Reading and Recipes

Sunday, March 20, 2005

Recipe

Glut of pears in the supermarket today, so on Managers Special at 49p a kilo :-) And Kent grown to boot so not travelled very far either.

Anyway - was inspired to do some baking.

Orchard Muffins

2 Pears (juicy, medium sized dessert. I used Williams Green)
1 Apple (small, juicy. I used Cox Orange Pippin)
c. 50g margerine (about 2 heaped dessertspoons).
1 cup self raising flour
15g (or 1 Tablespoon) soya flour
1 tsp mixed spice

Peel and grate the Apple and Pears with a fine toothed grater (I used a fine microplane). Place in a bowl with the marg and 'cream' together (you'll end up with most of the margerine mixed in with small lumps of fat). Sift in flour, soya flour and mixed spice. Mix well together.

Spoon into paper cases set in a tin. Will fill 12 cup cake cases, or 9 muffin cases. Bake at 170 degrees Celcius for 20 mins and leave to stand in tin (out of oven) for 5 mins before removing to cool.

Friday, March 18, 2005

Recipe

This was yesterdays pair of culinary offerings. I used the leftovers from both meals, plus a handfull of soya mince to form lunch today as well. Both these recipes will serve 4 with a left over portion or two, which will freeze or refridgerate well.

Winter Soup

1/2 swede
4 smallish onions
1 carrot
1 400g ish can chick peas, rinsed
1 400g ish can butter beans,rinsed
about 500ml water, but add to desired consistency.

Slice and fry onions for 5 mins then add chopped carrot. Cut swede into 1cm ish pieces and fry through. Pour in around 500ml water and cover, leave to simmer until swede cooked. Add beans and chick peas, and any more water if ness to prevent sticking. Heat through.

I served this with rosemary bread, which we had bought this past weekend at the Mansion Market (see www.michaelhall.co.uk for details).


'Old' mushroom stew.

Remains of a large punnet of mushrooms (was around 400g)
4 smallish onions
1 large sweet potato
1 400g can red kidney beans (buy the budget ones without salt unless you are cooking your own, in which case reserve around 100ml cooking water)

Finely chop the onions, fry off. Then finely cut the sweetpotato. (I used a peeler to get thin slices then chopped them accross. It really helps to get this veg fine as it then melts down somewhat in the cooking process). Add to the pan and stir through and add water to cover. Cook for around 15 mins, then add the red kidney beans (inc. the water in the can, assuming no salt used, or the reserved cooking water). Cover and leave to simmer as you chop up the mushrooms. Add these as you go along say, 4/5 mushrooms worth at a time. Once al the mushrooms are in stir well and cover, cook for a further 10 mins (or until you are happy with the consistency) then *leaving the lid on* turn off the heat and leave to stand for around 30min, or until you are ready to eat.

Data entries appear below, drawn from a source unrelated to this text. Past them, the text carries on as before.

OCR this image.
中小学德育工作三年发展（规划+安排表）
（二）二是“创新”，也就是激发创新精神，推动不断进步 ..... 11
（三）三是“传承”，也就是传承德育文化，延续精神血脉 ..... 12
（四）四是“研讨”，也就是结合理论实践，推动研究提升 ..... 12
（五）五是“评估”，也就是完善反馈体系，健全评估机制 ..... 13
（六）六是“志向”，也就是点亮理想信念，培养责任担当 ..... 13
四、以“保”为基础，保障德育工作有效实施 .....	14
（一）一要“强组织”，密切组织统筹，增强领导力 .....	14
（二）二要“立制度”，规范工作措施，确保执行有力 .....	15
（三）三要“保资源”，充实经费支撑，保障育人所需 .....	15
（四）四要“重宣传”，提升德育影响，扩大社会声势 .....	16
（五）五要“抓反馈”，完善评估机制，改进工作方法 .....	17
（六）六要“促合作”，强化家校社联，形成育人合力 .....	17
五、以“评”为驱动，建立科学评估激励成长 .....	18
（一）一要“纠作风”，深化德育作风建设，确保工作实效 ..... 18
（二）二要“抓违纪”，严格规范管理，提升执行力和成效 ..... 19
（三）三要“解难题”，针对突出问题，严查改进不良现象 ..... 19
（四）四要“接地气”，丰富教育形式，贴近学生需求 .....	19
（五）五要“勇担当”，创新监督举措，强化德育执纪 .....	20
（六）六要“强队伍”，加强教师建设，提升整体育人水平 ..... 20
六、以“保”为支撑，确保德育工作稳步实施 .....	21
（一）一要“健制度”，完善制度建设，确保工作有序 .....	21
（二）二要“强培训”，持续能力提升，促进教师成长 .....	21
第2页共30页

We served this over long grain brown rice. Allow around a handful per person and a little more and just cook it. In a pan this will take about 30 mins, I do it in a rice cooker and it takes a little less.


:-)

Reading

Hello.

Busy week so keeping it brief (remind me of this when the post exceeds a thousand words, lol).

New issue of The Vegan arrived. If you don't know what it is - its the membership magazine of the Vegan Society . Food for thought, anyway.

Also spent a happy half hour this afternoon on www.parsleysoup.co.uk I went searching (via google) for a vegan bread and butter recipe to use up a half loaf of nice bread that no one seems to be eating. Well, we do seem to be on a rice kick this last 10 days so... (more of that under recipes).

There are some fantastic recipes there and it has themes built in and all sorts. Think that some use may be made of it by us over Easter.

Anyway - off to do a recipe entry now :-) (hey, I managed to be brief!!!)

Saturday, March 05, 2005

Reading

New Waldorf books arrived by GPS. Came nearly a week ago, but have only had the most cursory of inspections.

Feel a bit ashamed admitting that...

Other reading - well I found a lovely new blog to look at

ReKal

Has inspired me to take DD1 to the charity shops in search of wool for her projects. We bought 4 big jumpers for a pound each in Oxfam yesterday. That should keep her in knitting wool for a while, lol.

Reading though - one of my favourite 'sites is Knitty (www.knitty.com). One day I may even get around to making one or two of the things on there. Need to practise more with the knitting first.

Books - well I've reread Wives of Bath again. Formulaic 'chick lit' but Ok for getting your head down with.

Spent a large chunk of Thursday am at the local childrens library - came out with several interesting books including lots of farm stories to feed into DD1's next main lesson theme. Also bought a copy of The Widows Broom by Chris Van Allsburg from the ex-catalogue shelf. The illustrations are wonderful and a heartwarming story to boot.

Off until tomorrow - or there abouts.